功效曲线表示当样本数量、显著性水平、标准差和水平数保持恒定时,每个功效与最大差值(最小均值与最大均值之间的差值)组合。功效曲线上的每个符号都表示一个基于您为这两个属性所输入值的计算值。例如,如果您输入一个样本数量和一个最大差值,Minitab 会计算相应的功效并将计算值显示在图形上。

检查曲线上的值,确定该检验可以在特定功效和样本数量处检测到的最大差值。通常认为功效值为 0.9 足矣。但是,有些从业者认为功效值为 0.8 足矣。如果单因子方差分析的功效较低,则可能无法在最小均值和最大均值之间检测到实际上存在的差值。

要检测的差值越大,检测它所需的功效将越大。您希望检测具有实际意义的最小差值。如果增加样本数量,检验功效也会提高。您希望样本中有足够的观测值以达到足够的功效。但是,您不希望样本数量过大,让您在不必要的抽样上浪费时间和金钱或者检测在统计意义上显著但不重要的差值。

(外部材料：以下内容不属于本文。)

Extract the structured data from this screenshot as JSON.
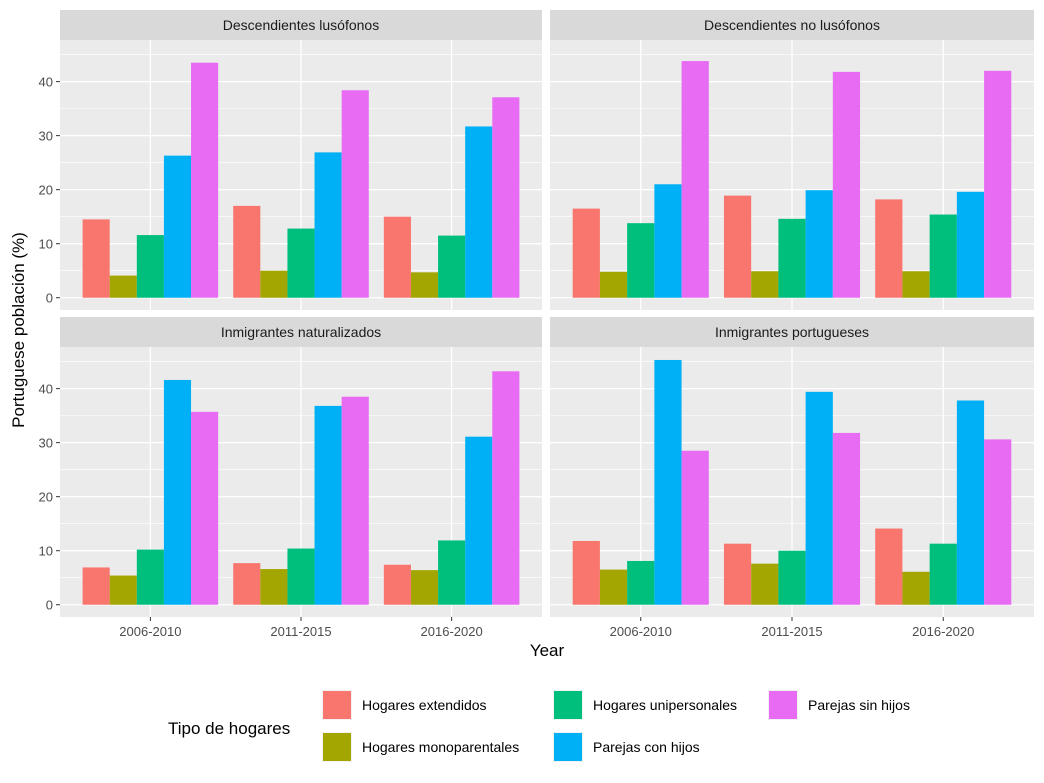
{
  "chart_data": {
    "type": "bar",
    "facets": [
      "Descendientes lusófonos",
      "Descendientes no lusófonos",
      "Inmigrantes naturalizados",
      "Inmigrantes portugueses"
    ],
    "categories": [
      "2006-2010",
      "2011-2015",
      "2016-2020"
    ],
    "xlabel": "Year",
    "ylabel": "Portuguese población (%)",
    "ylim": [
      0,
      47.7
    ],
    "yticks": [
      "0",
      "10",
      "20",
      "30",
      "40"
    ],
    "grid": true,
    "legend": {
      "title": "Tipo de hogares",
      "placement": "bottom"
    },
    "series": [
      {
        "name": "Hogares extendidos",
        "color": "#F8766D"
      },
      {
        "name": "Hogares monoparentales",
        "color": "#A3A500"
      },
      {
        "name": "Hogares unipersonales",
        "color": "#00BF7D"
      },
      {
        "name": "Parejas con hijos",
        "color": "#00B0F6"
      },
      {
        "name": "Parejas sin hijos",
        "color": "#E76BF3"
      }
    ],
    "values": {
      "Descendientes lusófonos": [
        [
          14.5,
          4.1,
          11.6,
          26.3,
          43.5
        ],
        [
          17.0,
          5.0,
          12.8,
          26.9,
          38.4
        ],
        [
          15.0,
          4.7,
          11.5,
          31.7,
          37.1
        ]
      ],
      "Descendientes no lusófonos": [
        [
          16.5,
          4.8,
          13.8,
          21.0,
          43.8
        ],
        [
          18.9,
          4.9,
          14.6,
          19.9,
          41.8
        ],
        [
          18.2,
          4.9,
          15.4,
          19.6,
          42.0
        ]
      ],
      "Inmigrantes naturalizados": [
        [
          6.9,
          5.4,
          10.2,
          41.6,
          35.7
        ],
        [
          7.7,
          6.6,
          10.4,
          36.8,
          38.5
        ],
        [
          7.4,
          6.4,
          11.9,
          31.1,
          43.2
        ]
      ],
      "Inmigrantes portugueses": [
        [
          11.8,
          6.5,
          8.1,
          45.3,
          28.5
        ],
        [
          11.3,
          7.6,
          10.0,
          39.4,
          31.8
        ],
        [
          14.1,
          6.1,
          11.3,
          37.8,
          30.6
        ]
      ]
    }
  }
}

在此图形中,每个样本数量都对应一条曲线。样本数量 5(在每个组中)的功效曲线表明,对于最大差值 4,检验的功效大约为 0.8。样本数量 7 的功效曲线表明,对于最大差值 4,检验的功效大约为 0.95。样本数量 9 的功效曲线表明,对于最大差值 4,检验的功效接近 1.0。对于每条样本数量曲线,最大差值越大,功效也越大。